Mengedepankan Prisip HAM dalam Operasi Intelijen
            Sebuah negara demokratik idealnya memiliki beberapa lembaga intelijen yang diberi kewenangan dan ruang gerak yang berbeda untuk mencegah muncul lembaga intelijen dengan kewenangan terlalu luas.  Selain itu sepak terjang aparat inteljen selaian harus mampu memberikan analisis terhadapa intensitas ancaman kemanan dan kriminal, harus juga selalu mempertimbangkan parameter-parameter HAM sebagi nilai universal. Jika tidak, maka kinerja intelijen selain akan mengundang kecaman internasional, aparat intelijen nantinnya akan menjadi bulan-bulanan gerakan Hak Asasi Manusia internasional.
            Untuk itu operasi inteljen harus didasarkan kepada standar-standar Internasional agar operasi intelijen terhindar dari tudingan pelanggaran HAM. Council of Europe mengadopsi sedikitnya enam prinsip yang harus dipenuhi pemerintah ketika wewenang khusus lembaga intelijen diterapkan, khususnya dalam konteks upaya kontra terorisme. Pertama, segala upaya kontra terorisme negara harus menghormati HAM dan suprermasi hukum serta menghindari segala bentuk tindakan diskriminatif atau rasis. Kedua, segala tindakan kontra terorisme harus didasarkan pada hukum dan suatu tindakan yang membatasi pemenuhan HAM harus didefinisikan sejelas mungkin dan proporsional dengan tujuan yang akan dicapai. Ketiga, penggunaan metode penyiksaan atau perlakukan atau hukuman yang tidak manusiawi atau merendahkan tidak boleh dilakukan dalam situasi apa pun, khususnya ketika penangkapan, interogasi, maupun penahanan seorang tersangka atau tertuduh teroris. Keempat, tindakan pengumpulan informasi dalam konteks upaya kontra terorisme hanya dapat melanggar ruang pribadi individual hanya bila tindakan itu sudah diatur oleh hukum dalam negeri, proporsional dengan maksud yang dituju dari tindakan tersebut, dan dapat diawasi oleh lembaga eksternal independen. Kelima, segala tindakan kontra terorisme harus direncanakan dan dikendalikan oleh pihak yang berwenang untuk menghindari penggunaan kekerasan seminimal mungkin. Penggunaan senjata oleh pihak yang berwenang harus dilakukan dengan batasan yang ketat dan disesuaikan dengan tujuan yang ingin dicapai. Keenam, dalam kondisi apa pun negara tidak diperkenankan melakukan pelanggaran terhadap hak untuk hidup, larangan melakukan penyiksaan dan perlakuan tidak manusiawi, prinsip legalitas pernyataan dan tindakan, dan larangan pemberlakukan efek retrospektif hukum pidana.
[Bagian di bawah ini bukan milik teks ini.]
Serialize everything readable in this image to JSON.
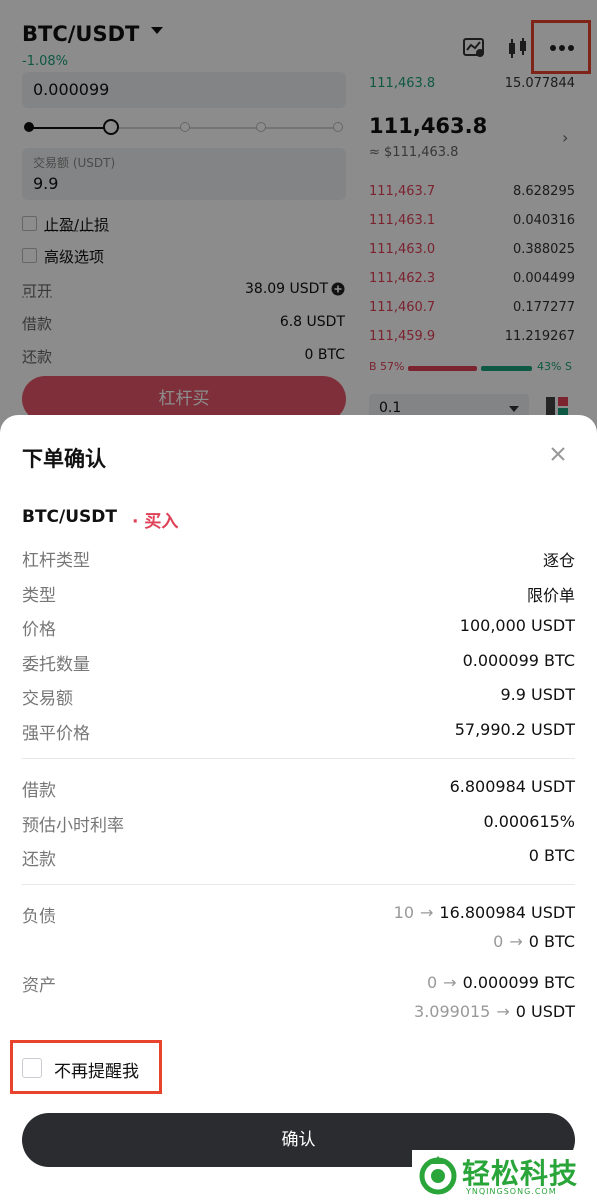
{
  "header": {
    "pair": "BTC/USDT",
    "change": "-1.08%",
    "icons": [
      "chart-settings-icon",
      "candlestick-icon",
      "more-icon"
    ]
  },
  "order_form": {
    "amount_value": "0.000099",
    "slider_percent": 25,
    "total_label": "交易额 (USDT)",
    "total_value": "9.9",
    "tpsl_label": "止盈/止损",
    "advanced_label": "高级选项",
    "available_label": "可开",
    "available_value": "38.09 USDT",
    "borrow_label": "借款",
    "borrow_value": "6.8 USDT",
    "repay_label": "还款",
    "repay_value": "0 BTC",
    "buy_button": "杠杆买"
  },
  "orderbook": {
    "top_row": {
      "price": "111,463.8",
      "qty": "15.077844"
    },
    "last_price": "111,463.8",
    "last_usd": "≈ $111,463.8",
    "asks": [
      {
        "price": "111,463.7",
        "qty": "8.628295"
      },
      {
        "price": "111,463.1",
        "qty": "0.040316"
      },
      {
        "price": "111,463.0",
        "qty": "0.388025"
      },
      {
        "price": "111,462.3",
        "qty": "0.004499"
      },
      {
        "price": "111,460.7",
        "qty": "0.177277"
      },
      {
        "price": "111,459.9",
        "qty": "11.219267"
      }
    ],
    "buy_ratio": "B 57%",
    "sell_ratio": "43% S",
    "buy_ratio_value": 57,
    "depth_select": "0.1"
  },
  "dialog": {
    "title": "下单确认",
    "pair": "BTC/USDT",
    "side": "· 买入",
    "rows1": [
      {
        "label": "杠杆类型",
        "value": "逐仓"
      },
      {
        "label": "类型",
        "value": "限价单"
      },
      {
        "label": "价格",
        "value": "100,000 USDT"
      },
      {
        "label": "委托数量",
        "value": "0.000099 BTC"
      },
      {
        "label": "交易额",
        "value": "9.9 USDT"
      },
      {
        "label": "强平价格",
        "value": "57,990.2 USDT"
      }
    ],
    "rows2": [
      {
        "label": "借款",
        "value": "6.800984 USDT"
      },
      {
        "label": "预估小时利率",
        "value": "0.000615%"
      },
      {
        "label": "还款",
        "value": "0 BTC"
      }
    ],
    "liabilities": {
      "label": "负债",
      "lines": [
        {
          "from": "10",
          "to": "16.800984 USDT"
        },
        {
          "from": "0",
          "to": "0 BTC"
        }
      ]
    },
    "assets": {
      "label": "资产",
      "lines": [
        {
          "from": "0",
          "to": "0.000099 BTC"
        },
        {
          "from": "3.099015",
          "to": "0 USDT"
        }
      ]
    },
    "dont_remind": "不再提醒我",
    "confirm": "确认"
  },
  "watermark": {
    "text": "轻松科技",
    "sub": "YNQINGSONG.COM"
  },
  "colors": {
    "up": "#1ba27a",
    "down": "#e04057",
    "highlight": "#e8432c",
    "confirm_bg": "#2b2c2f"
  }
}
Klien Intelijen           
Melihat dari beberapa koreksi kinerja Intelijen yang telah dijalankan, ada beberapa yang perlu diperbaiki dan ada beberapa yang perlu dipertahankan. Ketidakmampuannya menyelesaikan berbagai kasus membuat masyarakat menduga-duga, mungkin setiap teror ataupun konflik yang terjadi intelijen ikut bermain didalamnya, apabila itu benar jelas bahwa kinerja intilijen hanyalah sebagai alat politik penguasa yang setiap saat informasi mereka bisa dibeli untuk mengalihkan isu nasional yang mengancam penguasa.
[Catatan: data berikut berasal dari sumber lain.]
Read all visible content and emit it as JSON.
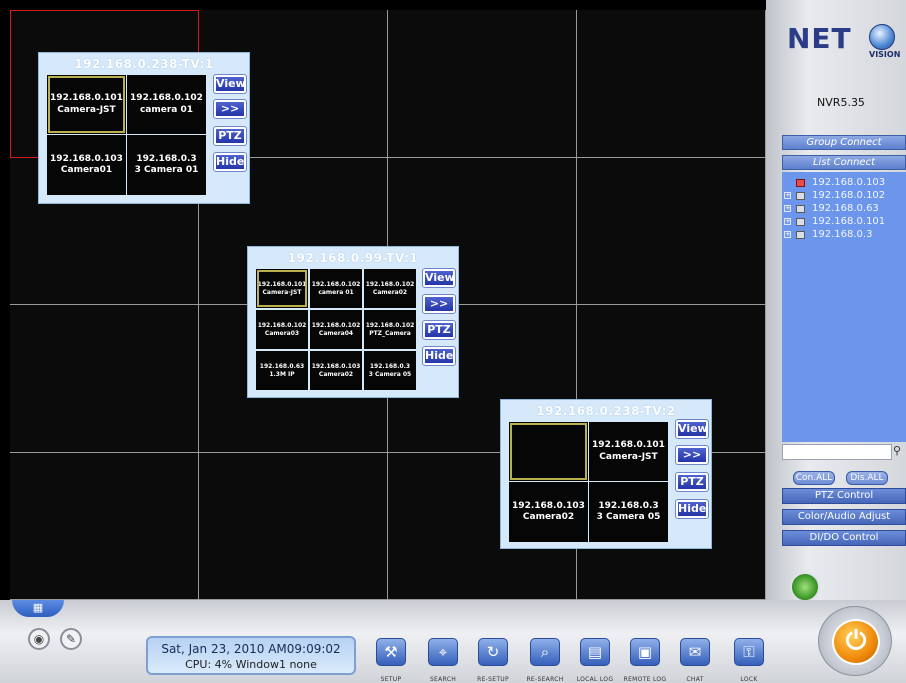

            Meskipun demikian keberadaan intelejen dalam suatu negara mutlak diperlukan, seperti yang dituturkan oleh DR. A.C Manullang, intelejen adalah mata, telinga, hidung lidah dan pikiran. Suatu negara tanpa intelijen adalah buta, tapi tentunya intelijen yang senantiasa menciptakan rasa aman untuk rakyat dan menggunakan sistem one clien organitation, dimana intelejen hanya mengabdi pada satu klien yaitu Rakyat.